England, 1450s. Queen Margaret knows she must protect the crown and her son Prince Edward's claim to it, at all costs. It is up to her to fight for their inheritance, with her husband King Henry becoming increasingly frail. And as the Wars of the Roses rage on, Margaret's enemies lurk close, threatening to unravel everything she is trying to protect. Anne, Countess of Warwick, has long striven to be a loyal and accomplished wife to the Earl of Warwick. But when she develops an unlikely alliance with the Lancastrian Queen Margaret, her husband's adversary, she wonders how much power now lies in her hands to determine the course of history. Crossing enemy lines, the pair strike up a thorny friendship, yet in the midst of treachery and the turmoil of battle, can the two women trust each other?
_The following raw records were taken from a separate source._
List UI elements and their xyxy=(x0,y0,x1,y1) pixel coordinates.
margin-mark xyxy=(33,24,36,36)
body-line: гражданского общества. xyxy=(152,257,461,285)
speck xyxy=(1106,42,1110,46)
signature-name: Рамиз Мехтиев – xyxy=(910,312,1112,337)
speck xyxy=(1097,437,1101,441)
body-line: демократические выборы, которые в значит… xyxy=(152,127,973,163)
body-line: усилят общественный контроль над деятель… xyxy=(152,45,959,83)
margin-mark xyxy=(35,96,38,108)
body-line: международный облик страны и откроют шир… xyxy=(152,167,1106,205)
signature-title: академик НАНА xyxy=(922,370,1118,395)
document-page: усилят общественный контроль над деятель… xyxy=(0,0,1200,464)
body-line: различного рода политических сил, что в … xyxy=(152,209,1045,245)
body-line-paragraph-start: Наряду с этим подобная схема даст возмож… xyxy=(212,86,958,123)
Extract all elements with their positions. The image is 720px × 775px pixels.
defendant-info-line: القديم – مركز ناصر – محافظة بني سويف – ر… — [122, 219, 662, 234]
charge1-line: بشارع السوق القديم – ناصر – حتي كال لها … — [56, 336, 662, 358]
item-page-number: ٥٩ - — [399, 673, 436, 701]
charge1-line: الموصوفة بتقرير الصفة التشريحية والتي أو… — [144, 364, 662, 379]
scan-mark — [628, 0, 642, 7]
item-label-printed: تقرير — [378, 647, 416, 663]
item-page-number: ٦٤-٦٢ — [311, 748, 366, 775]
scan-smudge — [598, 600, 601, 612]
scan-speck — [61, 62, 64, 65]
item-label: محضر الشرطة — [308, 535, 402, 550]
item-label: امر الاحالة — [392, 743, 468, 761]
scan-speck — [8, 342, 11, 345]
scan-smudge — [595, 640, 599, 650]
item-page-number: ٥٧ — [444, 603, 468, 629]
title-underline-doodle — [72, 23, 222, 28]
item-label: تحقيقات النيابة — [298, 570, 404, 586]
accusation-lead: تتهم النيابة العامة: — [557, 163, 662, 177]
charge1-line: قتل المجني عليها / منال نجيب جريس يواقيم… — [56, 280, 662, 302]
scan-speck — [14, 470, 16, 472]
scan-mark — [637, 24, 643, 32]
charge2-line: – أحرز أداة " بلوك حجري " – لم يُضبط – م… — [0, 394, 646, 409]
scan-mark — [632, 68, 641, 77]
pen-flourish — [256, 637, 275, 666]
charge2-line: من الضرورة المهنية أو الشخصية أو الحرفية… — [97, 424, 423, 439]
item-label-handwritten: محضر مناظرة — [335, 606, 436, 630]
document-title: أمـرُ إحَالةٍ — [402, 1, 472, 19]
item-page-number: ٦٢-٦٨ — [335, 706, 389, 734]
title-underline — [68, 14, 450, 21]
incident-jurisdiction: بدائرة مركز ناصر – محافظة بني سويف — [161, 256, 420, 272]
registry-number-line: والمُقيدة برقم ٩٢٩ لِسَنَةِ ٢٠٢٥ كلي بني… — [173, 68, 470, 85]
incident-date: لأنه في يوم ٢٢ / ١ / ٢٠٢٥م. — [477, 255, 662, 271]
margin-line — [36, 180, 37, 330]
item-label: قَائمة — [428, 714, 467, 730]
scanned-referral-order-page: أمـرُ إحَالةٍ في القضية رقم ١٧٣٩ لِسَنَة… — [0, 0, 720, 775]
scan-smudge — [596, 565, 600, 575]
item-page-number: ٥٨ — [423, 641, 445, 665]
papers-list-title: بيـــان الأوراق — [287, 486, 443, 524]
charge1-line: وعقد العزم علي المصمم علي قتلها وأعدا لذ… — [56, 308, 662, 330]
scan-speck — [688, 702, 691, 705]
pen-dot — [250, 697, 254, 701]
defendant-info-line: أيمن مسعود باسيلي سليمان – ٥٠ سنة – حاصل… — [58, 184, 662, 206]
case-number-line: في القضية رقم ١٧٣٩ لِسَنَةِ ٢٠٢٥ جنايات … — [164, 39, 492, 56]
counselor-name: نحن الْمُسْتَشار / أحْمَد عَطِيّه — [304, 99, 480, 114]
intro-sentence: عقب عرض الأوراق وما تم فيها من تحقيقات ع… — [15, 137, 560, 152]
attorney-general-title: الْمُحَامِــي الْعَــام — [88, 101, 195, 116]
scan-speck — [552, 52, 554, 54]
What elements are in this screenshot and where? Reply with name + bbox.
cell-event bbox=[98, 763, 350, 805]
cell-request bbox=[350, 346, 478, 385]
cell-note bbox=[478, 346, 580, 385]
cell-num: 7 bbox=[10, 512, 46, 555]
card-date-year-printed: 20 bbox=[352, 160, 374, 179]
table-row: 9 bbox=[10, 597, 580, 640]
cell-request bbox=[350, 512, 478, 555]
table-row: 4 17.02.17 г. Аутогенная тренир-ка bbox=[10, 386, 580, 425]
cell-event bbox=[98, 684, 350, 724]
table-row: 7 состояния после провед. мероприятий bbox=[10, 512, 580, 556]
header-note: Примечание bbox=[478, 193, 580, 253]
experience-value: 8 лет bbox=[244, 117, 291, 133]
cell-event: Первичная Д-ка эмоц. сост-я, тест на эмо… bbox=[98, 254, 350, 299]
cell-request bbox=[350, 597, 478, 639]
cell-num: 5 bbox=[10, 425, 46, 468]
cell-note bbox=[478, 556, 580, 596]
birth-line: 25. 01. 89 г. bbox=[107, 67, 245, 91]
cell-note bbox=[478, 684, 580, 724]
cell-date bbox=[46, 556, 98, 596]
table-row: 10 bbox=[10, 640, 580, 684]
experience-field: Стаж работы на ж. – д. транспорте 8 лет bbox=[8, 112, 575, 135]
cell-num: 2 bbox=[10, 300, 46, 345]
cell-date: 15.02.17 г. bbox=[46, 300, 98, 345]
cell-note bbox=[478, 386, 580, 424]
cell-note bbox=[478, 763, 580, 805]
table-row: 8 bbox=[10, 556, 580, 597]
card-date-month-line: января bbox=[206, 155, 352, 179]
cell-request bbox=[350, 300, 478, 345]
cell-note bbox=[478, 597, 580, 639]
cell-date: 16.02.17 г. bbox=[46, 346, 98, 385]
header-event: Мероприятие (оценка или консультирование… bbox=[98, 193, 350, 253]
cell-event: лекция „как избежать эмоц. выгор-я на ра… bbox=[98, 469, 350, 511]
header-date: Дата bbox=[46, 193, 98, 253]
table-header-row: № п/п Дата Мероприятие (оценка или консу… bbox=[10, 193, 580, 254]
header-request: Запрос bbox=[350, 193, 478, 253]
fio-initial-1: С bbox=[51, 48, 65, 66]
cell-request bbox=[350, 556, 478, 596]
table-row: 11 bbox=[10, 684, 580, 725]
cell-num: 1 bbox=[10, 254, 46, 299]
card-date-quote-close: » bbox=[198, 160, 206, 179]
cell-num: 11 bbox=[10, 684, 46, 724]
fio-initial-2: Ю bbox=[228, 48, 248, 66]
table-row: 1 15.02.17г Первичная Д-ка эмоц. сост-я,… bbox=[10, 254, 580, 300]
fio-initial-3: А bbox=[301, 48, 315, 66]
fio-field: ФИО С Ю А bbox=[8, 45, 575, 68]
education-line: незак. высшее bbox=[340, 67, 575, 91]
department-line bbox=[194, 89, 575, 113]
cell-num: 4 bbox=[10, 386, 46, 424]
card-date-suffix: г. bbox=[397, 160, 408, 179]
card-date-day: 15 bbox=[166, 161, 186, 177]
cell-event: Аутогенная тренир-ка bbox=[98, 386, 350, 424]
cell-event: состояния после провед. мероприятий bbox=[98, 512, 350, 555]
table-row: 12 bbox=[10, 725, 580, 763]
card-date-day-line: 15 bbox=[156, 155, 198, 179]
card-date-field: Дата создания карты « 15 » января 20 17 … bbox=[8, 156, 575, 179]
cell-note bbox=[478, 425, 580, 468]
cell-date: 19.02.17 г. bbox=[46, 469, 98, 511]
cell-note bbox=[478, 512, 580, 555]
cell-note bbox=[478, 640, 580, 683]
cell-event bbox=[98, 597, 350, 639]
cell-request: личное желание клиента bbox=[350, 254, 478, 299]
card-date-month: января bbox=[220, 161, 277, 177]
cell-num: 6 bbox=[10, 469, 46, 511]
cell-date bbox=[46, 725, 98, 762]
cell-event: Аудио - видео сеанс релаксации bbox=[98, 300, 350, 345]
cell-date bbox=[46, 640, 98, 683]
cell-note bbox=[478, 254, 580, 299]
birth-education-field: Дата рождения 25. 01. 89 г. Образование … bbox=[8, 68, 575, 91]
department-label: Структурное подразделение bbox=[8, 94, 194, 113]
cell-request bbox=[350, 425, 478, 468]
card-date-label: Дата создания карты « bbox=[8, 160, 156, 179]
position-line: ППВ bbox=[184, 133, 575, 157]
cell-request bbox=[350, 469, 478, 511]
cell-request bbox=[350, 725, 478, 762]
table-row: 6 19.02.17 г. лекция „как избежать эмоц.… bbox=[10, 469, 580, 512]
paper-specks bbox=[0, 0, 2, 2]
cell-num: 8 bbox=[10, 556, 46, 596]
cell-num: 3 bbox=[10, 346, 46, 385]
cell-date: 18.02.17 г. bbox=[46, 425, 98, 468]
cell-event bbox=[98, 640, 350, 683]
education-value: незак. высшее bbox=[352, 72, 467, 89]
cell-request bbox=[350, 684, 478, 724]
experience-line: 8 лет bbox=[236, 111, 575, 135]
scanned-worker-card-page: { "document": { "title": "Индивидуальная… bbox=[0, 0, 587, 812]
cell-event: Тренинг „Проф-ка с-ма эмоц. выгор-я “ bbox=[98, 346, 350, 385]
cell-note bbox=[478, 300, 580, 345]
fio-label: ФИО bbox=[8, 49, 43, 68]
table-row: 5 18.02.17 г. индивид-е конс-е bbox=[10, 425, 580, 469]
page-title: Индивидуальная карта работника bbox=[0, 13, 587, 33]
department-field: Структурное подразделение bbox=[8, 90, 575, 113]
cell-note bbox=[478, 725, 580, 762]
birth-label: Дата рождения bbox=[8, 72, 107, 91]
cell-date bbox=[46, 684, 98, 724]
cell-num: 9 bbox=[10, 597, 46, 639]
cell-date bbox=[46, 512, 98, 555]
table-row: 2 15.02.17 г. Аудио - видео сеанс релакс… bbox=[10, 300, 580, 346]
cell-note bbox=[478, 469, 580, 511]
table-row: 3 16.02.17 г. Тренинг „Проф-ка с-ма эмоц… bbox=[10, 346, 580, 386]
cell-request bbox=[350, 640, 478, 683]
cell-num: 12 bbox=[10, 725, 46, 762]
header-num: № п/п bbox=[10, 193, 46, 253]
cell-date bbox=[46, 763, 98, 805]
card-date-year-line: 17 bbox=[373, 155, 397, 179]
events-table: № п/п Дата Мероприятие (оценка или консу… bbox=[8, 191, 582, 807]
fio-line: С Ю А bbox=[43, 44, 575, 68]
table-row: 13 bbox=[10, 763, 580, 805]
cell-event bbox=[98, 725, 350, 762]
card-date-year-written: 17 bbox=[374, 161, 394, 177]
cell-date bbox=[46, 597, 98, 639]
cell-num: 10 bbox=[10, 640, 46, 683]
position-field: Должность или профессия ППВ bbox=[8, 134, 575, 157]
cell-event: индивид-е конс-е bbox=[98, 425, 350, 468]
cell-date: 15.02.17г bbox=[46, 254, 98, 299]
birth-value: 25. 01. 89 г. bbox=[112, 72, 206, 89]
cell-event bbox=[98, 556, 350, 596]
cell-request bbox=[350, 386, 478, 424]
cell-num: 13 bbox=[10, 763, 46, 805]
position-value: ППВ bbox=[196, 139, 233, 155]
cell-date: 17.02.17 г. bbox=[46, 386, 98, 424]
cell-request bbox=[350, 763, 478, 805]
Or is it only a matter of time before war drives a sword between them.
The Rio Affair 
by Stacy Lynn Miller

Still reeling from personal loss and a near-death encounter with the Nazis, glamorous singer Hattie James is determined to rebuild her career in Brazil’s vibrant music scene. But her plans unravel when she discovers her mother’s new suitor, Swiss diplomat Frederick Ziegler, has ties to notorious SS officer Heinz Baumann. While performing at Ziegler’s estate, Hattie overhears a plot to assassinate a key official and sink a passenger ship -- possibly the one her sister is on. Thrust back into the dangerous world of espionage, Hattie must go undercover once more. With her agency contact missing and her family at risk, she navigates a web of uneasy alliances to uncover the truth -- and stop a deadly plan that could shatter the fragile Brazilian-American alliance.
I Remember Lights
by Ben Ladouceur

In summer 1967, love is all you need... but some forms of love are criminal. As the spectacular Expo '67 celebrations take shape, a young man new to Montreal learns about gay life from cruising partners, one-night stands, live-in lovers, and friends. Once Expo begins, he finds romance with a charismatic visitor, but their time is limited. When the fireworks wither into smoke, so do their options. A decade later, during the notorious 1977 police raid on a gay bar called Truxx, he comes to understand even more about the bitter choice, so often made by men like him, between happiness and safety.